Other critiques of longtermism are now becoming more salient. For example, effective altruism was founded on clear-eyed, objectively evaluable philanthropy – but it is impossible to test interventions effects across generations.
Any such effects will have huge amounts of uncertainty, to the point where we only have rough guesstimates of our impact thousands of years in the future. And redirection of resources away from clear and present dangers towards speculative future generations could cause actual harm, if longtermist’s calculations end up being misguided.
TOWARDS MIXED-TERMISM
Where to go from here? It is too soon to dismiss longtermism and its potential to bring about real positive change. Perhaps its reputation can still be salvaged, with enough reforms to funding structures and philosophical outlook.
But I would suggest, the most promising route forward is a fundamental shift in the movement’s direction – away from philosophical emphasis on exclusively the far future, and towards a more grounded and pragmatic “mixed-term” approach.
Here's what I mean: Instead of longtermism’s emphasis that future generations’ well-being should be a key priority, mixed-termism would prioritise interventions that promote both the interests of individuals here and now, and in the far future.
In practice, mixed-termism overlaps with the sorts of domains MacAskill emphasises in his book and FTX Future Fund focused on prior to its collapse: Climate change, pandemic preparedness, even AI safety.
But it pre-empts concerns that this is all a Trojan Horse to start redirecting substantial funds to out-of-this-world ideas like space colonisation once enough people are converted to longtermism. Because space colonisation exclusively benefits far-future generations, it would not be a candidate for funding under mixed-termism.
Mixed-termism sidesteps several other flaws with longtermism too, such as the uncertainty problem: To the extent that existing (or near-future) individuals must benefit from mixed-term interventions, we can directly measure output and impact on the near-term and ground resource allocation accordingly. And it doesn’t let billionaires off the hook from helping people in need today.

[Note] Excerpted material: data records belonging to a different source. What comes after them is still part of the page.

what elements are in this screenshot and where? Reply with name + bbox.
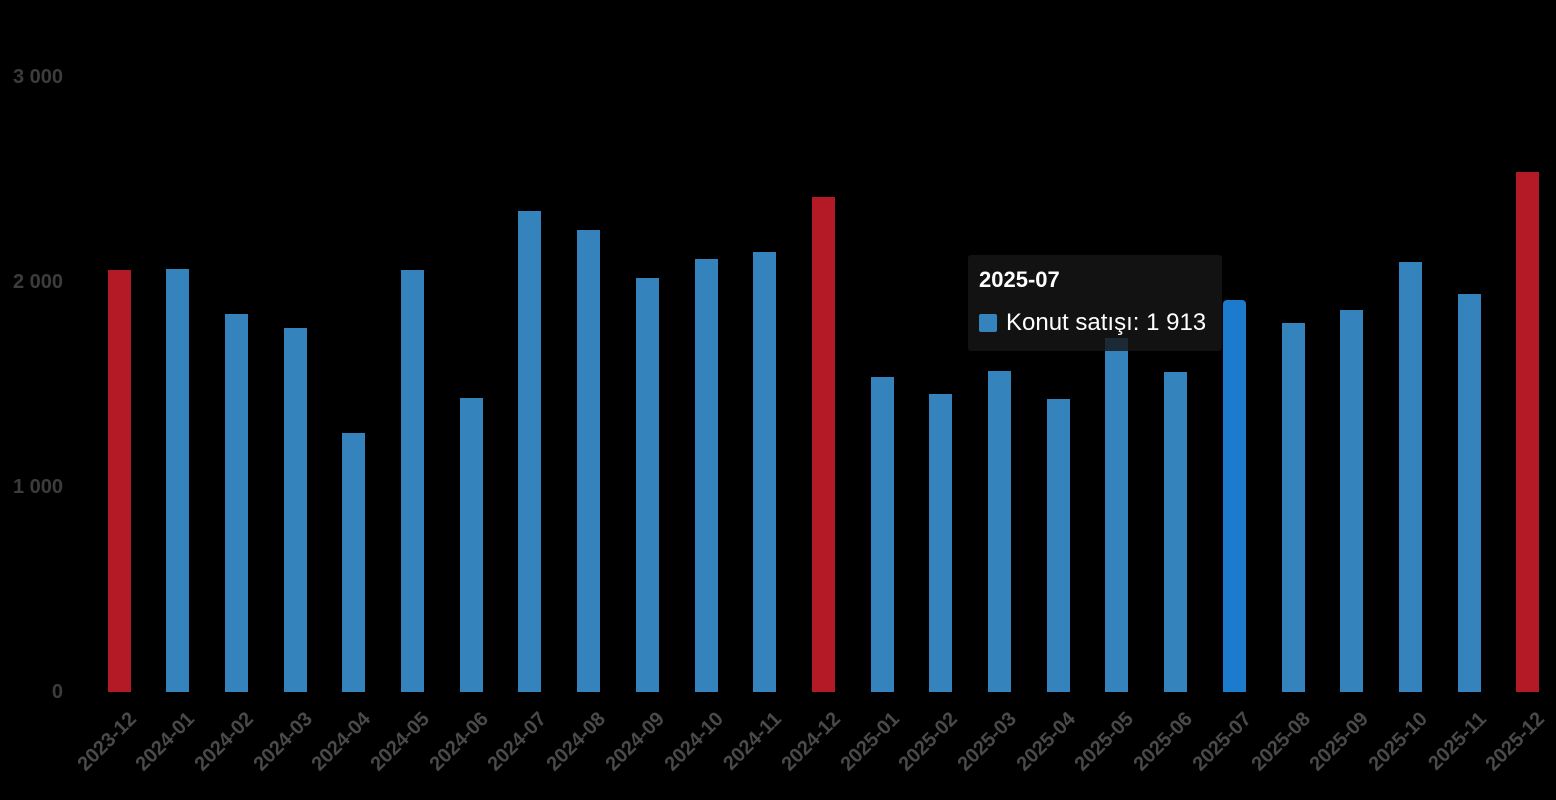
y-axis-label: 0 <box>51 681 63 703</box>
tooltip-value-line: Konut satışı: 1 913 <box>1006 309 1207 336</box>
series-marker-icon <box>979 314 997 332</box>
x-axis-label: 2025-06 <box>1129 708 1198 776</box>
bar-2024-01[interactable] <box>166 269 190 692</box>
x-axis-label: 2024-10 <box>660 708 728 776</box>
bar-2024-03[interactable] <box>283 327 307 692</box>
x-axis-label: 2025-07 <box>1188 708 1256 776</box>
bar-2025-12[interactable] <box>1516 172 1540 692</box>
x-axis-label: 2025-01 <box>836 708 904 776</box>
x-axis-label: 2025-10 <box>1364 708 1432 776</box>
bar-2024-10[interactable] <box>694 258 718 692</box>
x-axis-label: 2024-09 <box>601 708 669 776</box>
bar-2023-12[interactable] <box>107 269 131 692</box>
x-axis-label: 2024-07 <box>483 708 552 776</box>
bar-2024-08[interactable] <box>577 230 601 692</box>
x-axis-label: 2023-12 <box>73 708 141 776</box>
bar-2024-05[interactable] <box>401 269 424 692</box>
y-axis-label: 3 000 <box>12 66 63 88</box>
bar-2025-08[interactable] <box>1281 322 1305 692</box>
x-axis-label: 2024-12 <box>777 708 845 776</box>
x-axis-label: 2024-04 <box>307 708 376 776</box>
x-axis-label: 2024-08 <box>542 708 611 776</box>
y-axis-label: 1 000 <box>12 476 63 498</box>
bar-2025-04[interactable] <box>1046 398 1070 692</box>
bar-2024-12[interactable] <box>811 197 835 692</box>
x-axis-label: 2025-08 <box>1247 708 1315 776</box>
x-axis-label: 2025-09 <box>1305 708 1374 776</box>
bar-2025-09[interactable] <box>1340 309 1364 692</box>
bar-2025-10[interactable] <box>1398 261 1422 692</box>
tooltip-header: 2025-07 <box>979 267 1060 292</box>
x-axis-label: 2025-02 <box>894 708 963 776</box>
bar-2024-06[interactable] <box>459 398 483 692</box>
x-axis-label: 2025-03 <box>953 708 1022 776</box>
bar-2024-02[interactable] <box>224 313 248 692</box>
x-axis-label: 2024-02 <box>190 708 258 776</box>
bar-2025-05[interactable] <box>1105 337 1129 692</box>
x-axis-label: 2024-11 <box>719 708 787 775</box>
bar-2024-11[interactable] <box>753 251 777 692</box>
bar-2025-01[interactable] <box>870 376 894 692</box>
bar-2025-02[interactable] <box>929 394 953 692</box>
bar-2025-11[interactable] <box>1457 294 1481 692</box>
x-axis-label: 2024-05 <box>366 708 435 776</box>
y-axis-label: 2 000 <box>12 271 63 293</box>
bar-2024-04[interactable] <box>342 432 366 692</box>
bar-2024-09[interactable] <box>635 278 659 692</box>
x-axis-label: 2024-01 <box>131 708 200 776</box>
tooltip-row: Konut satışı: 1 913 <box>979 309 1206 337</box>
x-axis-label: 2025-05 <box>1070 708 1139 776</box>
x-axis-label: 2024-03 <box>249 708 317 776</box>
tooltip: 2025-07 Konut satışı: 1 913 <box>968 255 1223 351</box>
x-axis-label: 2025-04 <box>1012 708 1080 776</box>
x-axis-label: 2025-12 <box>1481 708 1550 776</box>
bar-2025-07[interactable] <box>1222 299 1246 692</box>
x-axis-label: 2025-11 <box>1423 708 1491 775</box>
bar-2025-03[interactable] <box>988 370 1011 692</box>
bar-2025-06[interactable] <box>1164 372 1188 692</box>
x-axis-label: 2024-06 <box>425 708 493 776</box>
bar-2024-07[interactable] <box>518 211 542 692</box>
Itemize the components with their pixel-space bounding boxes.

To be sure, mixed-termism would suggest non-trivial changes to current funding priorities. If climate change and pandemic preparedness are to get more attention, by definition other problems that do not have substantial long-term ramifications would get less.
This might mean redirection of funding from, say, poverty reduction, pensions, or chronic disease research - or, perhaps more palatably, things like military spending.

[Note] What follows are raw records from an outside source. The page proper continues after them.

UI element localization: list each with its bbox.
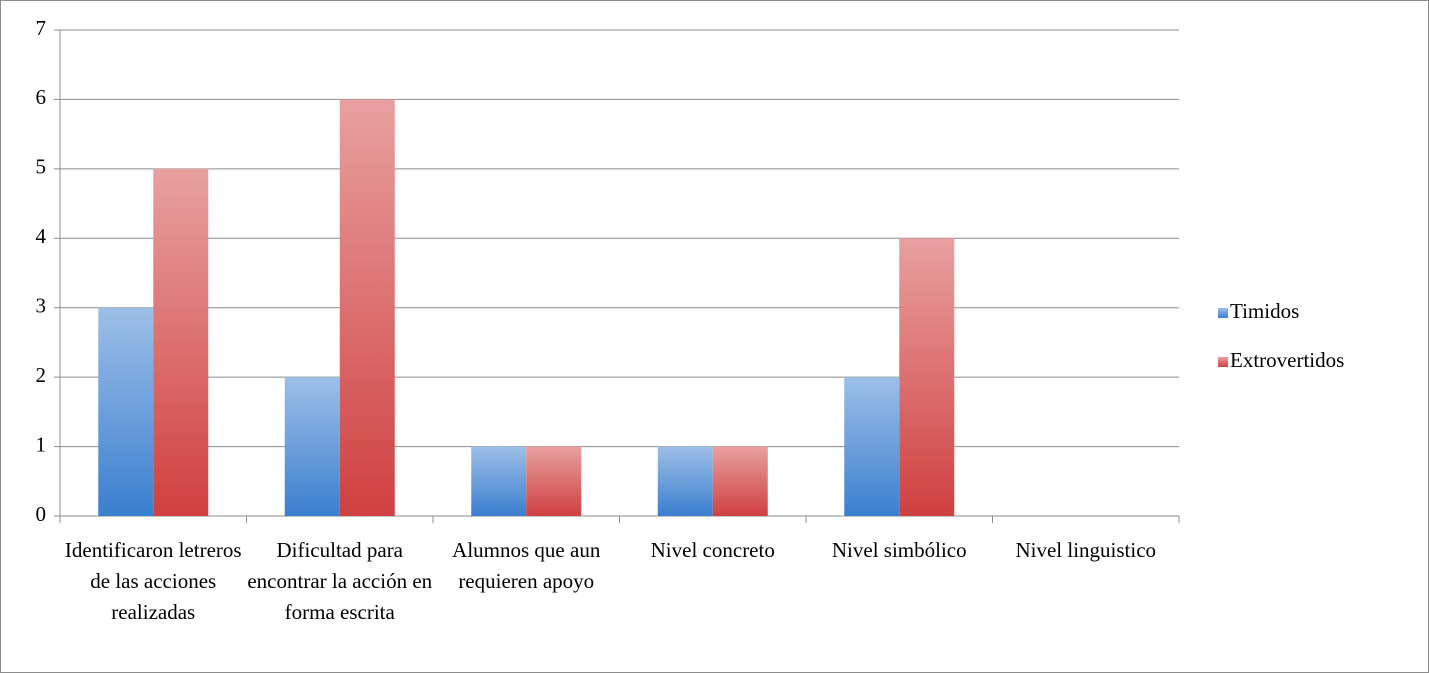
x-tick-label: Nivel simbólico [831, 538, 967, 562]
legend-label: Extrovertidos [1230, 348, 1344, 372]
y-tick-label: 2 [36, 363, 47, 387]
bar [471, 446, 527, 516]
y-tick-label: 3 [36, 294, 47, 318]
y-tick-label: 7 [36, 16, 47, 40]
legend-swatch [1218, 357, 1228, 367]
bar [284, 377, 340, 516]
y-tick-label: 4 [36, 224, 47, 248]
bar [712, 446, 768, 516]
x-tick-label: Nivel concreto [650, 538, 775, 562]
bar [657, 446, 713, 516]
x-tick-label: Dificultad para encontrar la acción en f… [247, 538, 433, 624]
bar [844, 377, 900, 516]
x-tick-label: Alumnos que aun requieren apoyo [452, 538, 601, 593]
bar [526, 446, 582, 516]
y-tick-label: 1 [36, 432, 47, 456]
bar [153, 168, 209, 516]
y-tick-label: 6 [36, 85, 47, 109]
legend-swatch [1218, 308, 1228, 318]
x-tick-label: Identificaron letreros de las acciones r… [64, 538, 242, 624]
bar [98, 307, 154, 516]
legend-label: Timidos [1230, 299, 1299, 323]
y-tick-label: 0 [36, 502, 47, 526]
bar [339, 99, 395, 516]
y-tick-label: 5 [36, 155, 47, 179]
bar [899, 238, 955, 517]
x-tick-label: Nivel linguistico [1015, 538, 1157, 562]
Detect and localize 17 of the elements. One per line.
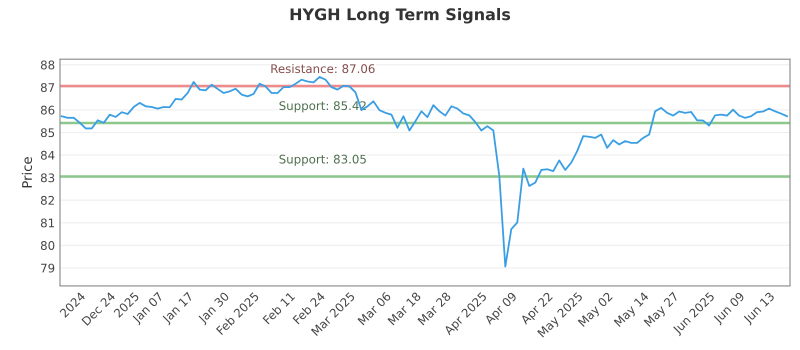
y-tick-label: 85 <box>40 128 54 138</box>
y-tick-label: 81 <box>40 218 54 228</box>
ref-line-label: Support: 83.05 <box>279 154 366 166</box>
x-tick-label: Jun 13 <box>742 292 776 326</box>
ref-line-label: Resistance: 87.06 <box>271 64 375 74</box>
y-tick-label: 80 <box>40 241 54 250</box>
y-tick-label: 86 <box>40 106 54 115</box>
y-tick-label: 82 <box>40 196 54 205</box>
line-series <box>60 76 788 268</box>
y-tick-label: 83 <box>40 173 54 182</box>
y-tick-label: 79 <box>41 264 54 273</box>
y-tick-label: 87 <box>40 83 54 92</box>
y-tick-label: 84 <box>40 150 54 160</box>
y-axis-title: Price <box>22 157 32 188</box>
y-tick-label: 88 <box>40 60 54 70</box>
x-tick-label: Jan 17 <box>161 292 195 326</box>
chart-title: HYGH Long Term Signals <box>290 8 510 24</box>
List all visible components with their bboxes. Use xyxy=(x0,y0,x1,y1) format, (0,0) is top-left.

Still, tough trade-offs are inevitable in policymaking. Singapore’s Green Plan similarly requires funding that could be spent on other, also worthy causes. Sensible policy-making means balancing competing interests and making determinations of which projects require more resources than others.
A mixed-term approach aims to strike the right such balance, by taking seriously our obligations to future generations, while ensuring we do not at the same time forget the interests of the present ones.
G Owen Schaefer is Assistant Professor at the Centre for Biomedical Ethics at the Yong Loo Lin School of Medicine, National University of Singapore.